All of these methods are useful enough.

The biggest drawback with event-based notification is that it doesn't scale (you can only wait on 64 events at a time). Win32 events aren't exactly optimal ways to get a notification in the first place. This is suitable for multithreaded applications that do very little I/O but don't want to wait for completion on the initiating thread or want to do some limited multiplexing.

The main drawback for overlapped completion routines is that you can't control which thread gets the notification, and you need to put the initiating thread into an alertable wait state to run the completion routine. This is suitable for traditional single-threaded UI applications (use MWMOEx to wait for messages and put the main thread into an alertable wait state simultaneously), but not for a modern high quality video game or internet service that might initiate I/O from any of multiple threads and does a lot of I/O.

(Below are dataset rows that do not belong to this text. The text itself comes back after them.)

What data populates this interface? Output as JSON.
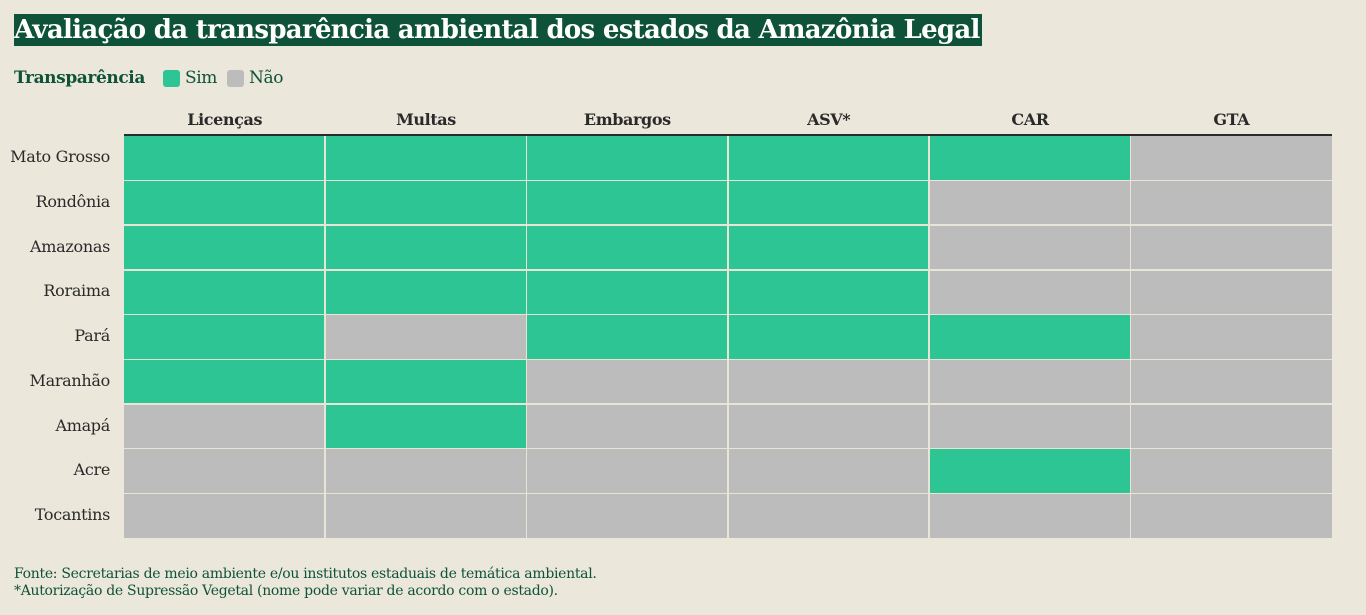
{
  "title": "Avaliação da transparência ambiental dos estados da Amazônia Legal",
  "legend": {
    "title": "Transparência",
    "items": [
      {
        "label": "Sim",
        "color": "#2ec595"
      },
      {
        "label": "Não",
        "color": "#bdbcbc"
      }
    ]
  },
  "footnotes": [
    "Fonte: Secretarias de meio ambiente e/ou institutos estaduais de temática ambiental.",
    "*Autorização de Supressão Vegetal (nome pode variar de acordo com o estado)."
  ],
  "chart_data": {
    "type": "heatmap",
    "title": "Avaliação da transparência ambiental dos estados da Amazônia Legal",
    "columns": [
      "Licenças",
      "Multas",
      "Embargos",
      "ASV*",
      "CAR",
      "GTA"
    ],
    "rows": [
      "Mato Grosso",
      "Rondônia",
      "Amazonas",
      "Roraima",
      "Pará",
      "Maranhão",
      "Amapá",
      "Acre",
      "Tocantins"
    ],
    "legend_title": "Transparência",
    "categories": [
      "Sim",
      "Não"
    ],
    "values": [
      [
        "Sim",
        "Sim",
        "Sim",
        "Sim",
        "Sim",
        "Não"
      ],
      [
        "Sim",
        "Sim",
        "Sim",
        "Sim",
        "Não",
        "Não"
      ],
      [
        "Sim",
        "Sim",
        "Sim",
        "Sim",
        "Não",
        "Não"
      ],
      [
        "Sim",
        "Sim",
        "Sim",
        "Sim",
        "Não",
        "Não"
      ],
      [
        "Sim",
        "Não",
        "Sim",
        "Sim",
        "Sim",
        "Não"
      ],
      [
        "Sim",
        "Sim",
        "Não",
        "Não",
        "Não",
        "Não"
      ],
      [
        "Não",
        "Sim",
        "Não",
        "Não",
        "Não",
        "Não"
      ],
      [
        "Não",
        "Não",
        "Não",
        "Não",
        "Sim",
        "Não"
      ],
      [
        "Não",
        "Não",
        "Não",
        "Não",
        "Não",
        "Não"
      ]
    ],
    "colors": {
      "Sim": "#2ec595",
      "Não": "#bdbcbc"
    }
  }
}
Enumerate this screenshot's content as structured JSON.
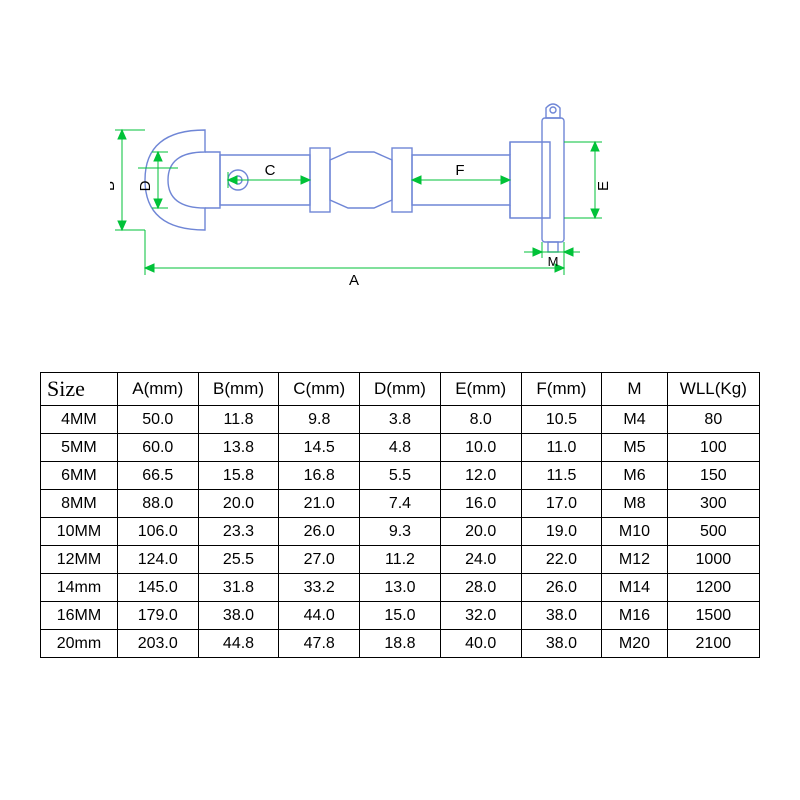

IOCP covers the case where you have many threads that may initiate I/O, do a lot of I/O, and/or want to get notified of completion on some arbitrary thread (or, in essence, any possible thread). The only application type it's ill-suited to relative to the other options is a single threaded UI application.

I haven't compared the three methods in terms of performance, I simply see them as adapted to different patterns. I never use the event notifications myself, but have used both completion routines and IOCP in various projects, although I haven't actually used the completion routines in like a decade if I'm being honest.